有什么办法来写"模31"没有模/除法运算符? [英] Is there any way to write "mod 31" without modulus/division operators?

查看:220
本文介绍了有什么办法来写"模31"没有模/除法运算符?的处理方法,对大家解决问题具有一定的参考价值,需要的朋友们下面随着小编来一起学习吧!

问题描述

入门一个数的模量可以很容易地无模运算或部门完成的,如果操作数是2的幂。在这种情况下,下式成立: x%的Y =(X &安培;(Y - 1))。这通常是许多体系很多高性能。可同为做模31

  INT mod31(int类型的){返回%31; };


解决方案

下面两种方法来解决这个问题。第一个采用通用的位变换技术,如果精心优化能击败硬件部门。另一种替代的鸿沟乘法,类似于 GCC 进行优化,而且是遥遥领先的最快的。底线是,没有多少点试图避免操作符的如果第二个参数是恒定的,因为 GCC 的得到它覆盖。 (也可能是其他的编译器也。)

以下功能是基于这样的事实: X 是相同的(模31),为的的基极 - 32位数×总和。这是因为 32 是没错 1模31 ,因此的任何电源32 1模31 。因此,在基32号的每个数字的位置有助于数字* 1的模31总和。而且很容易获得基32重新presentation:我们只取位5在时间

(像在这个答案其余函数,只会对非负工作X )。

 符号mod31(无符号X){
  无符号TMP;
  为(TMP = 0; X; X>> = 5){
    TMP + = X&放大器; 31;
  }
  //在这里,我们假设有x中至多160位
  TMP =(TMP>→5)+(TMP及31);
  返回TMP> = 31? TMP - 31:TMP;
}

有关特定的整数大小,你可以展开循环,并很可能击败分裂。 (而看到 @ chux的回答一种方式来循环转换成 O(日志位)操作,而不是 O(位)这是更加难打 GCC ,这避免了分频时股息是在编译时已知的常量。

在使用32位无符号整数一个非常快的标杆,天真展开的循环了19秒并根据@ chux的回答版本只用了13秒,但gcc的 x%的31 花9.7秒。强制GCC使用硬件除法器(通过非恒定师)担任23.4秒,并且上面显示的code拿了25.6秒。这些数字应该采取与盐的几种谷物。时代在计算 I%31 的所有可能值我,使用 -O3 -march =本地。

GCC 避免32位除以常数用什么本质上是不断随后右移的倒数64位乘法替换它。 (实际算​​法做更多的工作,以避免溢出。)的过程已经在 GCC 2.6版 20余年前实现,它描述了算法的纸张可在 GMP网站。 (GMP也使用这一招。)

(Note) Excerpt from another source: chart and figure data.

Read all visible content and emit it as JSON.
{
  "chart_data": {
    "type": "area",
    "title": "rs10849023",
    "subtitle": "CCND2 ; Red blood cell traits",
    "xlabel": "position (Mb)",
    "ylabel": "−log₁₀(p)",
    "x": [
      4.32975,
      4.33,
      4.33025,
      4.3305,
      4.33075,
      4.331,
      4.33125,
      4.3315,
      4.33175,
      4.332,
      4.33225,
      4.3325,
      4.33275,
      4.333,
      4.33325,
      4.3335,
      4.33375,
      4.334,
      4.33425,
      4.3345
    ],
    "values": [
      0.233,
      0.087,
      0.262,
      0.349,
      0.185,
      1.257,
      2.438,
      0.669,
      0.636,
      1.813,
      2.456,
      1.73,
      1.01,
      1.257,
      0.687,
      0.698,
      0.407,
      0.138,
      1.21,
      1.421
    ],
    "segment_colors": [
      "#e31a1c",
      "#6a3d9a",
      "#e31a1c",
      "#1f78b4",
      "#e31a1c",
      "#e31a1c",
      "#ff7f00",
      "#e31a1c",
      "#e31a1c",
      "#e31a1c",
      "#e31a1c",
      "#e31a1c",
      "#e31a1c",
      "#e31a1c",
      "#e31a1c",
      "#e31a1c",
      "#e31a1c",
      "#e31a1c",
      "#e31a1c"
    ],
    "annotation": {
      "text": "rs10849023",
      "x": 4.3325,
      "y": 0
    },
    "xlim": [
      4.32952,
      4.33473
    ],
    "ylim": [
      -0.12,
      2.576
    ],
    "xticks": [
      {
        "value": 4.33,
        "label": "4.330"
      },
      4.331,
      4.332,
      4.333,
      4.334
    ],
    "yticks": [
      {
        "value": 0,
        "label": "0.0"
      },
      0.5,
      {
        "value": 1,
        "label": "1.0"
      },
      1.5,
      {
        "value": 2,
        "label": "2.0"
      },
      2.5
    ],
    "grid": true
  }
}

下面是一个简化版本:假设我们要计算ñ// 31 对于某些32位无符号整数 N (使用Python的 // 来表示截断整数除法)。我们使用魔术常数 M = 2 32 // 31 ,这是 138547332 。现在,很显然,对于任何 N

M * N'LT; = 2 32 * N / 31 LT; M * N + N
→ M *ñ// 2 32 < = N // 31< =(M * N + N)// 2 32

(这里我们使用的事实,如果 A< b 然后楼(一)LT =楼(B)

此外,由于 N'LT; 2 32 M *ñ// 2 32 (M * N + N)// 2 32 要么是相同的整数或连续两个整数。因此,这两个中的一个(或两者)的实际值ñ// 31

现在,我们真的要计算 N%31 。因此,我们需要用31乘以(presumed)商,并减去从 N 。如果我们使用两种可能的商数的小,它可能是,所计算的模数值太大,但它只能是由31太大

或者,把它放在code:

 静态无符号很长很长的魔法= 138547332;
无符号mod31g(无符号X){
  无符号Q =(X *魔法)GT;> 32;
  //为31乘,我们乘以32和减法
  无符号MOD = X - ((Q&所述;小于5) - Q);
  返回MOD< 31? MOD:MOD - 31日;
}

GCC使用的实际算法采用基于 2 37 //乘以31 + 1 。总是产生正确的商数,但在一些额外的移位的成本,并增加了,以避免整数溢出。事实证明,该版本上面稍微快一些 - 在相同的基准如上,花了只有6.3秒。


其他基准比较功能,完整性:

天真展开循环

 符号mod31b(无符号X){
  无符号的TMP = X&放大器; 31; X - GT;> = 5;
  TMP + = X&放大器; 31; X - GT;> = 5;
  TMP + = X&放大器; 31; X - GT;> = 5;
  TMP + = X&放大器; 31; X - GT;> = 5;
  TMP + = X&放大器; 31; X - GT;> = 5;
  TMP + = X&放大器; 31; X - GT;> = 5;
  TMP + = X&放大器; 31;  TMP =(TMP>→5)+(TMP及31);
  返回TMP> = 31? TMP - 31:TMP;
}

@ chux的改进,优化略有

 静态常量无符号掩码1 =(31U<&小于0)| (31U&所述;小于10)| (31U&所述;&下; 20)| (31U&所述;小于30);
静态常量无符号MASK2 =(31U<< 5)| (31U<< 15)| (31U&所述;α25);
无符号mod31c(无符号X){
  X =(X安培;掩码1)+((X安培;掩码2)GT;大于5);
  X + = X>> 20;
  X + = X>> 10;  X =(X安培; 31)+((X - GT;大于5)及31);
  返回X> = 31?点¯x - 31:X;
}

Getting the modulus of a number can be easily done without the modulus operator or divisions, if your operand is a power of 2. In that case, the following formula holds: x % y = (x & (y − 1)). This is often many performant in many architectures. Can the same be done for mod 31?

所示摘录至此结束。